Он разжег плиту, набрал воду в турку.
- В Роскино я сегодня не пойду, - мужчина всем своим видом показывал, что очень увлечен процессом варки кофе.
- Но хотя бы не пей.
- Не знаю, стоит ли учитывать твое мнение.
 Я пошла обратно на киноконцерн одна. Все же поприсутствовала на монтаже. Я сидела и грустила от того, что этот фильм я придумала сама, но именно постпродакшн прошел практически без моего участия.
- Двоечница, - Изяслав Андреевич смотрел, как всегда нарочито строго. - Ты ж не забудь, что послезавтра - сдача комиссии.
- Постараюсь, - отшутилась я.
Вечером я зашла в кабинет, где сидел Черных.
- Ой, а вот и Полечка, - пропел слащавый ассистент.
- Гошу я нашла, - сообщила я, облокотившись о пустующий стол.
- Спасибо большое! - неприятное лицо расплылось в улыбке. - А то у нас простой в месяц.
- Ты ж говорил, что неделю Георгия ищешь.

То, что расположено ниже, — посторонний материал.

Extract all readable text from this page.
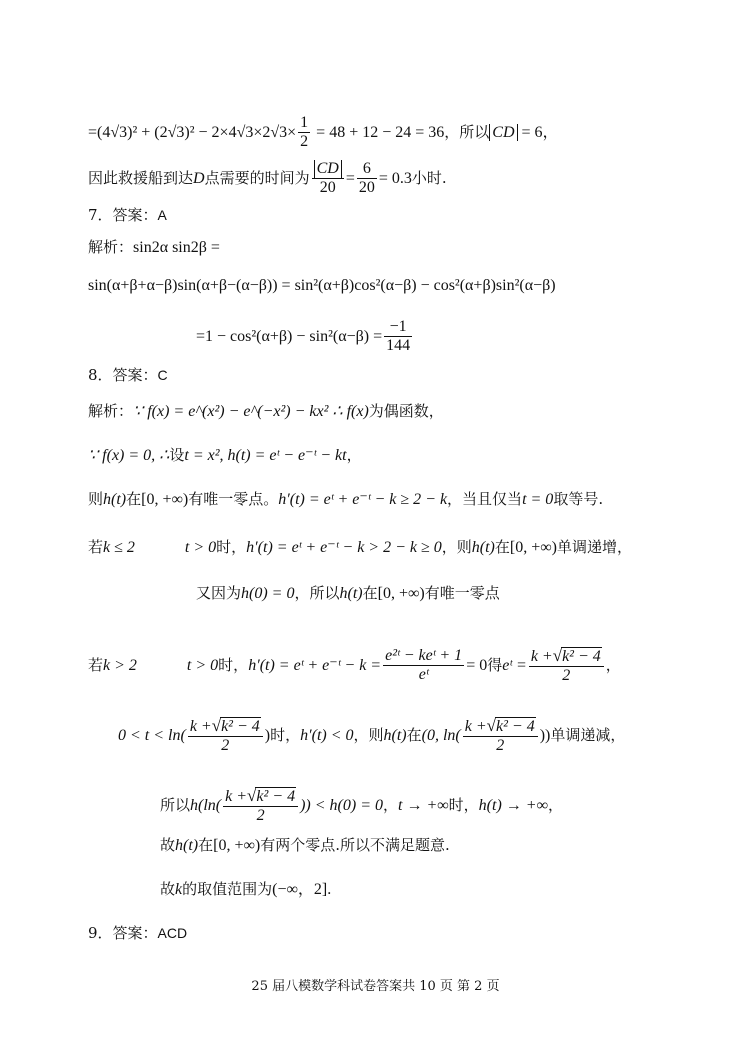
$=(4√3)^2 + (2√3)^2 - 2\times 4√3\times 2√3\times \frac{1}{2} = 48 + 12 - 24 = 36$，所以 CD = 6，
因此救援船到达D点需要的时间为 $\frac{CD}{20} = \frac{6}{20} = 0.3$小时.
7．答案：A
解析：sin2α sin2β =
sin(α+β+α−β)sin(α+β−(α−β)) = sin²(α+β)cos²(α−β) − cos²(α+β)sin²(α−β)
$=1 - \cos^2(\alpha+\beta) - \sin^2(\alpha-\beta) = \frac{-1}{144}$
8．答案：C
解析：∵ f(x) = e^(x²) − e^(−x²) − kx² ∴ f(x)为偶函数，
∵ f(x) = 0, ∴设t = x², h(t) = eᵗ − e⁻ᵗ − kt，
则h(t)在[0, +∞)有唯一零点。h′(t) = eᵗ + e⁻ᵗ − k ≥ 2 − k，当且仅当t = 0取等号.
若k ≤ 2	t > 0时，h′(t) = eᵗ + e⁻ᵗ − k > 2 − k ≥ 0，则h(t)在[0, +∞)单调递增，
又因为h(0) = 0，所以h(t)在[0, +∞)有唯一零点
若k > 2	t > 0时，h′(t) = eᵗ + e⁻ᵗ − $k = \frac{\text{e²ᵗ − keᵗ + 1}}{\text{eᵗ}} = 0$得eᵗ = $\frac{\text{k +√k² − 4}}{2}$ ，
$0 < t < \ln( \frac{\text{k +√k² − 4}}{2}$ )时，h′(t) < 0，则h(t)在(0, $\ln( \frac{\text{k +√k² − 4}}{2}$ ))单调递减，
所以$h(\ln( \frac{\text{k +√k² − 4}}{2}$ )) < h(0) = 0，t → +∞时，h(t) → +∞，
故h(t)在[0, +∞)有两个零点.所以不满足题意.
故k的取值范围为(−∞，2].
9．答案：ACD
25 届八模数学科试卷答案共 10 页 第 2 页
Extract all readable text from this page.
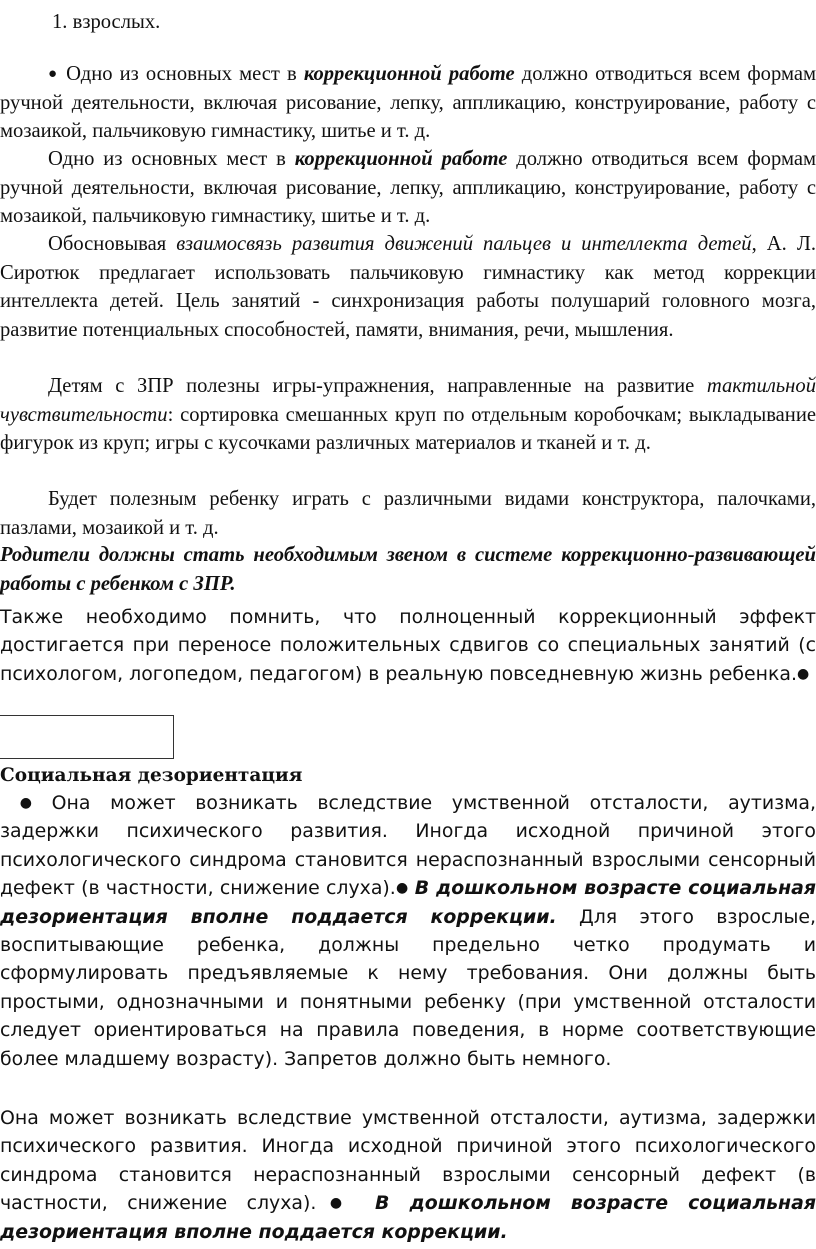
1. взрослых.

● Одно из основных мест в коррекционной работе должно отводиться всем формам ручной деятельности, включая рисование, лепку, аппликацию, конструирование, работу с мозаикой, пальчиковую гимнастику, шитье и т. д.

Одно из основных мест в коррекционной работе должно отводиться всем формам ручной деятельности, включая рисование, лепку, аппликацию, конструирование, работу с мозаикой, пальчиковую гимнастику, шитье и т. д.

Обосновывая взаимосвязь развития движений пальцев и интеллекта детей, А. Л. Сиротюк предлагает использовать пальчиковую гимнастику как метод коррекции интеллекта детей. Цель занятий - синхронизация работы полушарий головного мозга, развитие потенциальных способностей, памяти, внимания, речи, мышления.

Детям с ЗПР полезны игры-упражнения, направленные на развитие тактильной чувствительности: сортировка смешанных круп по отдельным коробочкам; выкладывание фигурок из круп; игры с кусочками различных материалов и тканей и т. д.

Будет полезным ребенку играть с различными видами конструктора, палочками, пазлами, мозаикой и т. д.

Родители должны стать необходимым звеном в системе коррекционно-развивающей работы с ребенком с ЗПР.

Также необходимо помнить, что полноценный коррекционный эффект достигается при переносе положительных сдвигов со специальных занятий (с психологом, логопедом, педагогом) в реальную повседневную жизнь ребенка.●

Социальная дезориентация

● Она может возникать вследствие умственной отсталости, аутизма, задержки психического развития. Иногда исходной причиной этого психологического синдрома становится нераспознанный взрослыми сенсорный дефект (в частности, снижение слуха).● В дошкольном возрасте социальная дезориентация вполне поддается коррекции. Для этого взрослые, воспитывающие ребенка, должны предельно четко продумать и сформулировать предъявляемые к нему требования. Они должны быть простыми, однозначными и понятными ребенку (при умственной отсталости следует ориентироваться на правила поведения, в норме соответствующие более младшему возрасту). Запретов должно быть немного.

Она может возникать вследствие умственной отсталости, аутизма, задержки психического развития. Иногда исходной причиной этого психологического синдрома становится нераспознанный взрослыми сенсорный дефект (в частности, снижение слуха).● В дошкольном возрасте социальная дезориентация вполне поддается коррекции.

- Ну там то, да се, - ассистент начал мяться. - Пока сценариста нашли.
- Кстати, дашь сценарий почитать?
- Зачем?
- Мне любопытно.
- Только смотри, у нас пока один экземпляр, - Леша протянул мне кипу исписанных листов.
- Каждый ассистент знает, что нужны копии, - я рассердилась и начала отчитывать Черных.
Он обиженно заморгал. Потом махнул рукой от досады:
- Строй своего старичка. А я пойду.
- Смотри, сам не потеряйся.
Дома вместо того, чтобы спать, я читала сценарий. Шутки были несмешными, повороты сюжета нелогичными. Я материлась, бесясь от кошмара, который листала. Но каждая страница уже была завизирована, на титульнике стояли печать и подпись Людова.
Я с трудом пережила два дня в ожидании свободы. У меня уже чесались руки, и я писала новый сценарий для Гоши. Месяц простоя мог грозить тем, что ухмыляющегося Кузнечика выставят из Роскино. Как всегда, я очень мало спала, много пила кофе, пыталась сфокусироваться на происходящем, но у меня это плохо получалось. Поэтому я не сразу сообразила, что Наташа торжественно вручила мне пригласительный на свадьбу. Пришлось несколько раз открыть и закрыть пошлую открытку с розовощеким Купидоном.
- Наташа, ты же знаешь, как я ненавижу все эти торжества, - устало промолвила я. - А у тебя будет просто двойное безумие.
- Ну, пожалуйста, - подруга трясла меня за плечо. - Ну, вот у Лены ты трижды была. А у меня еще разок - и все.
- Ох, лишний раз убеждаюсь, что лучшим другом был Гоша, - вздохнула я. - Он если бы и решил жениться, то только один раз.
- Я его тоже позвала. Он такую же мину корчил, - болтала Наташа. - Я вас вместе посажу.
Меня не смущала возможность сесть рядом с человеком, который сбежал от меня. Более того, я решила пойти на сближение с моим предателем. Я сама отправилась к директору Роскино с заявлением об отсрочке отпуска.
- Ты хочешь стать ассистентом Климина? - Хитров задумчиво запустил пальцы в свою седую шевелюру.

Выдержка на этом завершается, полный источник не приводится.